In the bathroom the mother washed her face and body in the shower with the coldest water the house could make, holding her head against the pressure close with her mouth open, sucking spray. She could not seem to bring her mind and body out of sleeping. She could not quite bring her mind to think. The coldest water rinsed the mother and slicked bits off her body into the drain. The shower water exited the shower and the bathroom and the upstairs and the house. In its exit the shower water traveled deep into and through the ground, met with other water that women and men within the neighborhood and others had used to clean or clear their bodies, water which would later be filtered and fertilized and redistributed on the earth — it would be mixed with bourbon in a dark room to help take the shaking out of a certain kind of man — it would be mixed with sugar and Kool-Aid powder at a young lady’s seventh birthday party for the pleasure of the young lady and her seven guests, each of whom would bring a gift — it would be given to the sick to help with sickness. The water, via the mother and her others, would taste delicious. One day the water would return to rain.

While the mother dressed and did her hair and makeup— even in sweat she kept a way —she imagined a set of unseen hands lifting objects from rooms in the house. The mother had already begun packing the house up for moving in her mind. It hadn’t been that long since they packed the last time. A certain percentage of the family’s belongings were still boxed in the garage and attic — things the family did not need really except to help them remember who they’d been at other times — things that could have been removed and burned or melted down and the family would not have known the difference.

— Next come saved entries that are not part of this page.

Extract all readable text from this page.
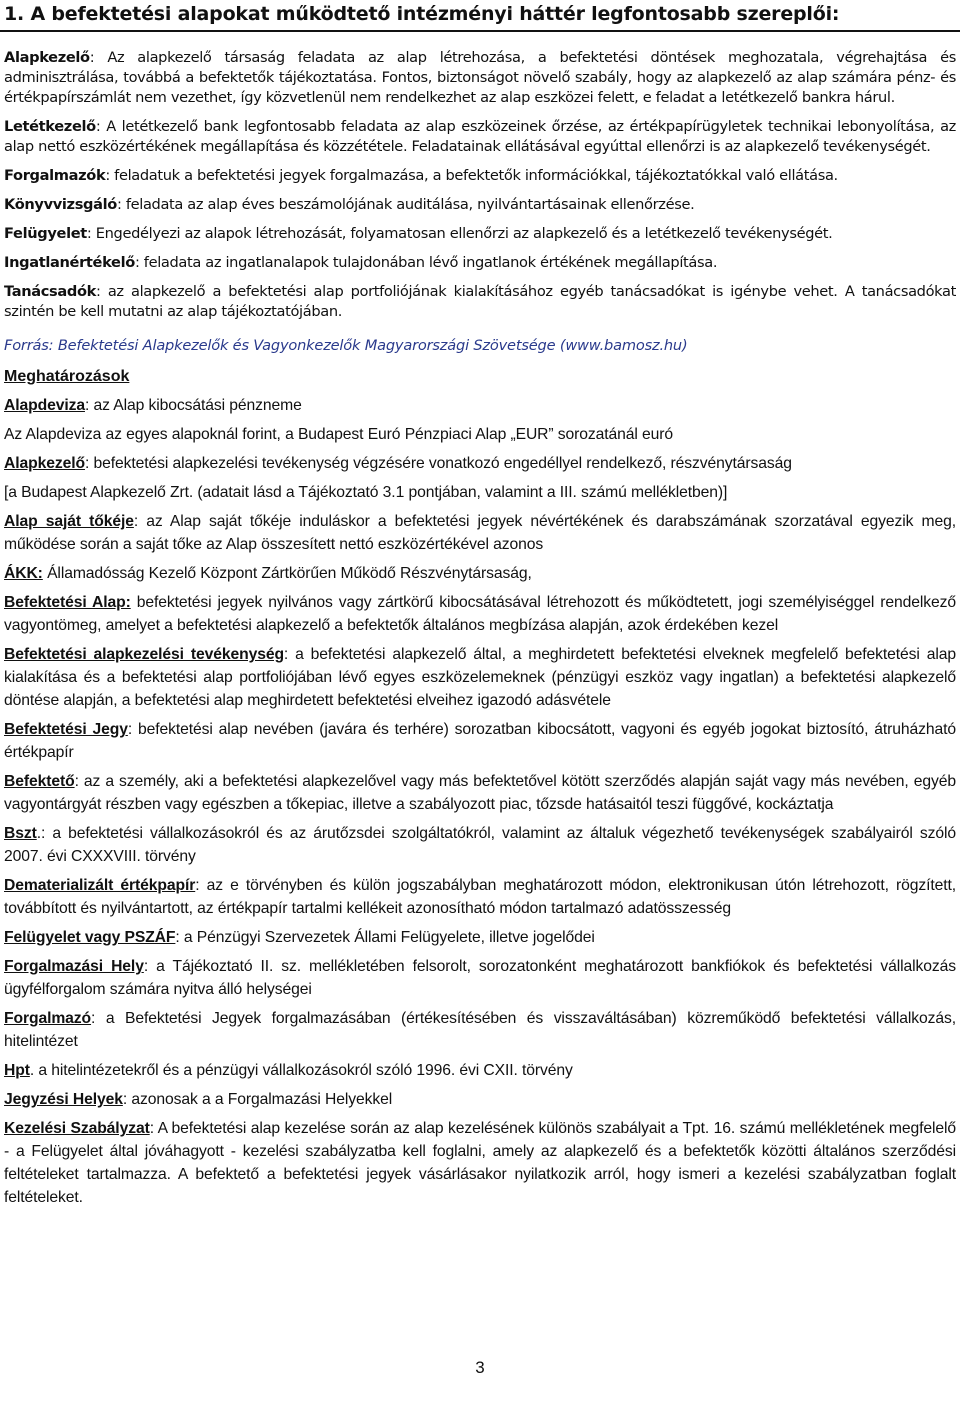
1. A befektetési alapokat működtető intézményi háttér legfontosabb szereplői:

Alapkezelő: Az alapkezelő társaság feladata az alap létrehozása, a befektetési döntések meghozatala, végrehajtása és adminisztrálása, továbbá a befektetők tájékoztatása. Fontos, biztonságot növelő szabály, hogy az alapkezelő az alap számára pénz- és értékpapírszámlát nem vezethet, így közvetlenül nem rendelkezhet az alap eszközei felett, e feladat a letétkezelő bankra hárul.

Letétkezelő: A letétkezelő bank legfontosabb feladata az alap eszközeinek őrzése, az értékpapírügyletek technikai lebonyolítása, az alap nettó eszközértékének megállapítása és közzététele. Feladatainak ellátásával egyúttal ellenőrzi is az alapkezelő tevékenységét.

Forgalmazók: feladatuk a befektetési jegyek forgalmazása, a befektetők információkkal, tájékoztatókkal való ellátása.

Könyvvizsgáló: feladata az alap éves beszámolójának auditálása, nyilvántartásainak ellenőrzése.

Felügyelet: Engedélyezi az alapok létrehozását, folyamatosan ellenőrzi az alapkezelő és a letétkezelő tevékenységét.

Ingatlanértékelő: feladata az ingatlanalapok tulajdonában lévő ingatlanok értékének megállapítása.

Tanácsadók: az alapkezelő a befektetési alap portfoliójának kialakításához egyéb tanácsadókat is igénybe vehet. A tanácsadókat szintén be kell mutatni az alap tájékoztatójában.

Forrás: Befektetési Alapkezelők és Vagyonkezelők Magyarországi Szövetsége (www.bamosz.hu)
Meghatározások

Alapdeviza: az Alap kibocsátási pénzneme

Az Alapdeviza az egyes alapoknál forint, a Budapest Euró Pénzpiaci Alap „EUR” sorozatánál euró

Alapkezelő: befektetési alapkezelési tevékenység végzésére vonatkozó engedéllyel rendelkező, részvénytársaság

[a Budapest Alapkezelő Zrt. (adatait lásd a Tájékoztató 3.1 pontjában, valamint a III. számú mellékletben)]

Alap saját tőkéje: az Alap saját tőkéje induláskor a befektetési jegyek névértékének és darabszámának szorzatával egyezik meg, működése során a saját tőke az Alap összesített nettó eszközértékével azonos

ÁKK: Államadósság Kezelő Központ Zártkörűen Működő Részvénytársaság,

Befektetési Alap: befektetési jegyek nyilvános vagy zártkörű kibocsátásával létrehozott és működtetett, jogi személyiséggel rendelkező vagyontömeg, amelyet a befektetési alapkezelő a befektetők általános megbízása alapján, azok érdekében kezel

Befektetési alapkezelési tevékenység: a befektetési alapkezelő által, a meghirdetett befektetési elveknek megfelelő befektetési alap kialakítása és a befektetési alap portfoliójában lévő egyes eszközelemeknek (pénzügyi eszköz vagy ingatlan) a befektetési alapkezelő döntése alapján, a befektetési alap meghirdetett befektetési elveihez igazodó adásvétele

Befektetési Jegy: befektetési alap nevében (javára és terhére) sorozatban kibocsátott, vagyoni és egyéb jogokat biztosító, átruházható értékpapír

Befektető: az a személy, aki a befektetési alapkezelővel vagy más befektetővel kötött szerződés alapján saját vagy más nevében, egyéb vagyontárgyát részben vagy egészben a tőkepiac, illetve a szabályozott piac, tőzsde hatásaitól teszi függővé, kockáztatja

Bszt.: a befektetési vállalkozásokról és az árutőzsdei szolgáltatókról, valamint az általuk végezhető tevékenységek szabályairól szóló 2007. évi CXXXVIII. törvény

Dematerializált értékpapír: az e törvényben és külön jogszabályban meghatározott módon, elektronikusan útón létrehozott, rögzített, továbbított és nyilvántartott, az értékpapír tartalmi kellékeit azonosítható módon tartalmazó adatösszesség

Felügyelet vagy PSZÁF: a Pénzügyi Szervezetek Állami Felügyelete, illetve jogelődei

Forgalmazási Hely: a Tájékoztató II. sz. mellékletében felsorolt, sorozatonként meghatározott bankfiókok és befektetési vállalkozás ügyfélforgalom számára nyitva álló helységei

Forgalmazó: a Befektetési Jegyek forgalmazásában (értékesítésében és visszaváltásában) közreműködő befektetési vállalkozás, hitelintézet

Hpt. a hitelintézetekről és a pénzügyi vállalkozásokról szóló 1996. évi CXII. törvény

Jegyzési Helyek: azonosak a a Forgalmazási Helyekkel

Kezelési Szabályzat: A befektetési alap kezelése során az alap kezelésének különös szabályait a Tpt. 16. számú mellékletének megfelelő - a Felügyelet által jóváhagyott - kezelési szabályzatba kell foglalni, amely az alapkezelő és a befektetők közötti általános szerződési feltételeket tartalmazza. A befektető a befektetési jegyek vásárlásakor nyilatkozik arról, hogy ismeri a kezelési szabályzatban foglalt feltételeket.

3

Material of this nature comprised 62 percent of their belongings’ mass. She imagined massive hands wrapping the beds and chairs and sofas in brown paper and sealing them with tape. She imagined the house lifted off the ground — brought to hover above the next house. She imagined the house turned on its side — the house turned fully over — its contents raining into place — the contents in the new house and the house made of years as yet to come, congealing and all else et cetera gone away. The family would be happy. They would be happy. They would be happy. They would be happy. They would be happy. They would be happy. They would be happy. They would be happy. They would be happy. They would be happy. They would be happy. They would be happy. They would be happy. They would be happy. They would be happy. They would be happy. They would be happy. They would be happy. They would be happy. They would be happy. They would be happy. They would be happy. They would be happy. They would be happy. They would be happy. They would be happy. They would be happy. They would be happy.

They would be happy.

The mother could already taste the sweet indulgence of the low-fat imitation butter and sugar-free jam spread on the one-quarter wedge of a low-fat coupon-bought whole-wheat bagel that had been the mother’s breakfast every morning for seven years. The mother worked her hand in circles of contentment across her belly, as she had while pregnant with the son.

The mother walked through the bedroom past the bed into the hallway and stopped. From the doorway in the hall there the mother could see into the son’s room.

The son spread-eagled on the mattress, his hands clasped against his mouth — his thin arms stretched all taut through his pajamas emblazoned with shapes the mother had thought were Mickey Mouse heads when she bought them, though on closer examination she saw the ways the shape wavered from the popular icon into a thing she could not name— and yet she let the son use them for sleep . The son’s torso seemed to have expanded — swollen perhaps, the mother thought first, reeling, with relapse, with new disease — though as she crossed the room she saw how the son had pulled on several layers for protection, as had she that other evening, every sweater that he owned, all ringed and hot and worn and chubby, the outermost sweater showing the son’s name in neon puff-paint like the one the mother often wore, a pair of garments bearing their names, each, which had been given to them both at the same time, some occasion, though the mother could not think of who or what or when.